MusicMonster.FM unterlag Sony Music vor Gericht

Das Oberlandesgericht (OLG) München entschied am 22. November 2018, dass der Streamripping-Dienst MusicMonster.FM rechtswidrig gehandelt haben soll. Die Plattenfirma Sony Music hatte die DEMEKON Entertainment AG sowohl auf Unterlassung, als auch auf Schadensersatz verklagt.

Gemäß dem Urteil ist es der Musik-Plattform MusicMonster.FM künftig untersagt, Lieder von Tim Bendzkos Album „Immer noch Mensch“ zu vervielfältigen. Da sich die Betreiber nicht auf die Privatkopieausnahme berufen können, werden sie nun verpflichtet, die Konvertierung der Sony-Titel zu unterlassen. Der Bundesverband Musikindustrie (BVMI) begrüßt die Entscheidung des OLG München.

Nutzer der Plattform MusicMonster.FM konnten bisher von Musikbeständen aus einer riesigen Datenbank eine Liste mit Wunschtiteln, inklusive ganzer Alben, zusammenstellen. Eine Software sucht dann rund 400 Internetradios danach ab, nimmt die Titel auf und stellt sie dem Kunden wunschgemäß zum Download bereit. Für die Nutzung des Programms verlangte MusicMonster.FM 7,90 Euro pro Monat – wobei die Anzahl der ausgewählten Lieder, gleich einer Flatrate, ohne jedes Limit waren.

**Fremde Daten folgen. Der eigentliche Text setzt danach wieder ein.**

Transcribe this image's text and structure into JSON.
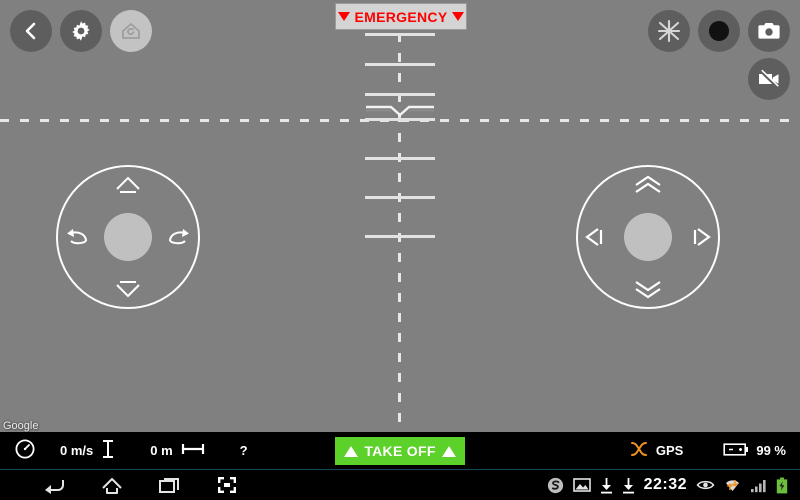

Da eine Lizenz der Rechteinhaber hierbei nicht eingeholt wird, es sich weiterhin beim vorliegenden Streamripping um einen automatisierten Prozess handelt, bei dem der Dienst selbst die Kopiervorlagen auswählt, könne sich MusicMonster.FM nicht auf die Privatkopieausnahme des § 53 UrhG berufen. Somit würden hier insbesondere die Vervielfältigungsrechte verletzt. Diese Ansicht wurde nun vom OLG München geteilt und die Berufung der Beklagten zurückgewiesen. Die Betreibergesellschaft von MusicMonster.FM, die DEMEKON Entertainment AG, war bereits in erster Instanz vor dem Landgericht München I (Az: 7 O 9061/17) gescheitert. So erwägen die Anwälte nun, Revision beim Bundesgerichtshof einzulegen. Die aktuelle Entscheidung ist bislang noch nicht rechtskräftig.

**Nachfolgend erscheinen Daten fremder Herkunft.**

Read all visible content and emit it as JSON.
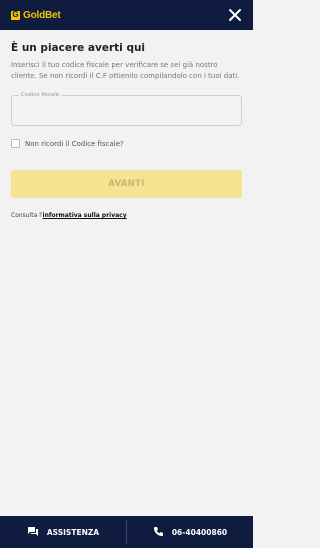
{
  "header": {
    "logo_mark": "G",
    "logo_text": "GoldBet",
    "close_icon": "close-icon"
  },
  "main": {
    "title": "È un piacere averti qui",
    "description": "Inserisci il tuo codice fiscale per verificare se sei già nostro cliente. Se non ricordi il C.F ottienilo compilandolo con i tuoi dati.",
    "field_label": "Codice fiscale",
    "field_value": "",
    "checkbox_label": "Non ricordi il Codice fiscale?",
    "button_label": "AVANTI",
    "privacy_prefix": "Consulta l'",
    "privacy_link": "informativa sulla privacy"
  },
  "footer": {
    "assistance_label": "ASSISTENZA",
    "phone_label": "06-40400860"
  },
  "colors": {
    "header_bg": "#0f1c3f",
    "brand_gold": "#f5c400",
    "button_disabled_bg": "#f8e393",
    "page_bg": "#f2f2f2"
  }
}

BVMI begrüßt Entscheidung des OLG München

Dr. Florian Drücke, Vorstandsvorsitzende des BVMI, hält das Urteil für wegweisend, da gemäß einer aktuellen Studie der IFPI weltweit 38 Prozent der User beim Musikkonsum gegen geltendes Urheberrecht verstoßen. Das Streamripping ist hierbei die mit 32 Prozent angegebene häufigste Form der Rechtsverletzung und ist zudem in Deutschland in einigen Fällen laut BVMI immer noch in eine rechtliche Grauzone einzuordnen. Drücke meint: „Das ist eine sehr wichtige Entscheidung, die zu weiterer Klärung beiträgt. Noch immer versuchen Dienste als Freerider unter dem Deckmantel der Privatkopie Gewinne zu machen, ohne Lizenzen zu erwerben. Die Branche wird auch weiterhin konsequent gegen solch dreiste Geschäftsmodelle vorgehen, die den legalen Digitalmarkt unlauter beeinträchtigen, die Verbraucher in die Irre führen und die Rechte der Künstler und ihrer Partner missachten.“

Auch René Houareau, Geschäftsführer Recht & Politik beim BVMI, spricht sich für die Entscheidung aus: „Die jüngere Historie der Rechtsprechung zu digitalen Diensten zeigt, dass die Gerichte inzwischen sehr klar zwischen legetimen und illegitimen Geschäftsmodellen unterscheiden und rechts-übergriffige Dienste zu Gunsten der Rechteinhaber und End-Nutzer zunehmend in die Verantwortung nehmen.“

 

Beitragsbild von Mohammad Metri @ Unsplash.com, thx! (CC0 1.0)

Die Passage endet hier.